Compression garments, particularly waist-high stockings or abdominal binders, work by reducing the space available for blood to pool in your lower body. While one study found that standard compression stockings alone didn’t significantly change diastolic pressure in healthy women, their benefit is more apparent in people who already experience blood pressure drops upon standing. Waist-high compression or abdominal binders tend to be more effective than knee-high stockings because they cover a larger vascular territory.
Exercise to Support Vascular Tone
Regular physical activity improves the responsiveness of your blood vessels and your body’s ability to regulate pressure. Aerobic exercise like walking, cycling, or swimming strengthens the cardiovascular system over time, making blood pressure regulation more efficient. For people with very low blood pressure, recumbent exercises (stationary cycling, rowing, swimming) are useful because they don’t require you to fight gravity while your heart rate is elevated.
Resistance training also plays a role. Exercises that involve sustained muscle contraction, like wall sits, planks, or squeezing a handgrip device, temporarily raise both systolic and diastolic pressure during the effort. Over weeks and months, this type of training can improve the baseline tone of your blood vessels. An eight-week handgrip training program reduced diastolic pressure by about 3 mmHg in people who started with elevated readings, which confirms that isometric exercise has a real, measurable effect on diastolic pressure regulation, though the direction of change depends on where you start.

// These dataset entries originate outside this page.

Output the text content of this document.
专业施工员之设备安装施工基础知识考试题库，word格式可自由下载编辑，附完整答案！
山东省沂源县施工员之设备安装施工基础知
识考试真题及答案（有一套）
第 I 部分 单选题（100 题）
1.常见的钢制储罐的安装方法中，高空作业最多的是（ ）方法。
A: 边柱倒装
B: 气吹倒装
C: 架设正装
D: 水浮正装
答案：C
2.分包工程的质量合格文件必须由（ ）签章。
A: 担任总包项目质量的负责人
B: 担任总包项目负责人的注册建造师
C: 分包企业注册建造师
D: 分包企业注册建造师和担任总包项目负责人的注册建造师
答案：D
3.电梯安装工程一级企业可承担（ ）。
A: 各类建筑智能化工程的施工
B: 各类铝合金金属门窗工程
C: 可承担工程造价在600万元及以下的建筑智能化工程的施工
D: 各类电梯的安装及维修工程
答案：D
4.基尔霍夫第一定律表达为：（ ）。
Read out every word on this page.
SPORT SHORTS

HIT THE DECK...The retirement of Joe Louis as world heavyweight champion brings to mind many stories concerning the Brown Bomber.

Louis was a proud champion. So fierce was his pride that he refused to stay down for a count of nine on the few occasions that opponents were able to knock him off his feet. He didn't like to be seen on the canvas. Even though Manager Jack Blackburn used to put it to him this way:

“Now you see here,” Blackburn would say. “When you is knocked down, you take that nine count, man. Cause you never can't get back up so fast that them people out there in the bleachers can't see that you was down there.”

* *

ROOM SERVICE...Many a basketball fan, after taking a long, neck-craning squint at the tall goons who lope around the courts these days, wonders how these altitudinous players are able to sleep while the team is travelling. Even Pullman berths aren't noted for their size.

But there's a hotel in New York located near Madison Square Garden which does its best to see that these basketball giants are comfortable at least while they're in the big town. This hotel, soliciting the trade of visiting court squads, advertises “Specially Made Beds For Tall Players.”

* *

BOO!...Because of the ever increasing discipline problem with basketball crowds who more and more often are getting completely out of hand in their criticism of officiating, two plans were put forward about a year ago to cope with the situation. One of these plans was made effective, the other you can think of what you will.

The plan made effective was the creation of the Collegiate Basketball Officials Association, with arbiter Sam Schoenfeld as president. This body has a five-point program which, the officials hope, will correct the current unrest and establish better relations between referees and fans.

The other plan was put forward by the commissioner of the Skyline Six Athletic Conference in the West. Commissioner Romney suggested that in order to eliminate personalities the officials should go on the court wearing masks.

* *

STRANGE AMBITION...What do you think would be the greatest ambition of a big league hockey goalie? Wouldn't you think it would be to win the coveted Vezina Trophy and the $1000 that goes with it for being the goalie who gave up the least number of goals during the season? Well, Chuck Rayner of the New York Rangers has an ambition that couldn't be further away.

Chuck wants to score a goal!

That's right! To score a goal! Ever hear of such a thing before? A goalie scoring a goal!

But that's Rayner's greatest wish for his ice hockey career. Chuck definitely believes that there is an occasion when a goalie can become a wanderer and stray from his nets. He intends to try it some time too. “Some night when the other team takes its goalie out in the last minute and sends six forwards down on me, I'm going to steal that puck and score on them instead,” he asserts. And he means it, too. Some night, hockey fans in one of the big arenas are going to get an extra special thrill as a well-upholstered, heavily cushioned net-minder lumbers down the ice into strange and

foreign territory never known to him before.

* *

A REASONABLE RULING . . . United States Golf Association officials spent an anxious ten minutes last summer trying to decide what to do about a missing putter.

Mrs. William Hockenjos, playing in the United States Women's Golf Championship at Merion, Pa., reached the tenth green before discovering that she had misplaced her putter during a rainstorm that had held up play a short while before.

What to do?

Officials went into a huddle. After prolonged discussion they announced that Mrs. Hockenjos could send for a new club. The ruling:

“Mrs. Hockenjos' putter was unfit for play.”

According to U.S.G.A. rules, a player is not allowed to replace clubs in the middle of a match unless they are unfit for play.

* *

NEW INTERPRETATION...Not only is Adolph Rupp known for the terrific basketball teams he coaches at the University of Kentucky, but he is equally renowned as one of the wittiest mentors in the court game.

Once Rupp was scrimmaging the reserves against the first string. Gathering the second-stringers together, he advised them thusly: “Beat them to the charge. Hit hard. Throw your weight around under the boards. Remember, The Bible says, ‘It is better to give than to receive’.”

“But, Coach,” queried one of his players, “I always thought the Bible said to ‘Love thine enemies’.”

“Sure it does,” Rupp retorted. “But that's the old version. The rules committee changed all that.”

When Medication Becomes Necessary
If lifestyle changes aren’t enough, two main medication categories target low blood pressure through different mechanisms. One type works by helping your kidneys retain sodium and expand your blood volume. It also amplifies the effect of your body’s natural vessel-tightening signals. The other type directly constricts blood vessels, physically narrowing them to raise pressure. Both are typically prescribed for orthostatic hypotension rather than isolated low diastolic readings, and they come with trade-offs. The volume-expanding type has been associated with higher hospitalization rates compared to the vessel-constricting type, so your doctor’s choice will depend on your overall health profile.
It’s also worth reviewing any medications you’re already taking. Blood pressure drugs, certain antidepressants, prostate medications, and Parkinson’s treatments can all lower diastolic pressure as a side effect. Sometimes the fix is adjusting a dose or switching to an alternative rather than adding a new drug.
Putting It Together
Raising diastolic blood pressure is rarely about one single change. The most effective approach layers several strategies: increasing salt and fluid intake to expand blood volume, eating smaller and lower-carb meals to prevent post-meal drops, using body positioning and compression to fight gravity, and exercising regularly to improve vascular tone. Track your readings at home with a validated cuff, checking at the same time each day and in both sitting and standing positions. If your diastolic pressure regularly falls below 60 mmHg and you’re experiencing symptoms like dizziness, fatigue, or near-fainting, that pattern is worth bringing to a medical appointment with your logged numbers in hand.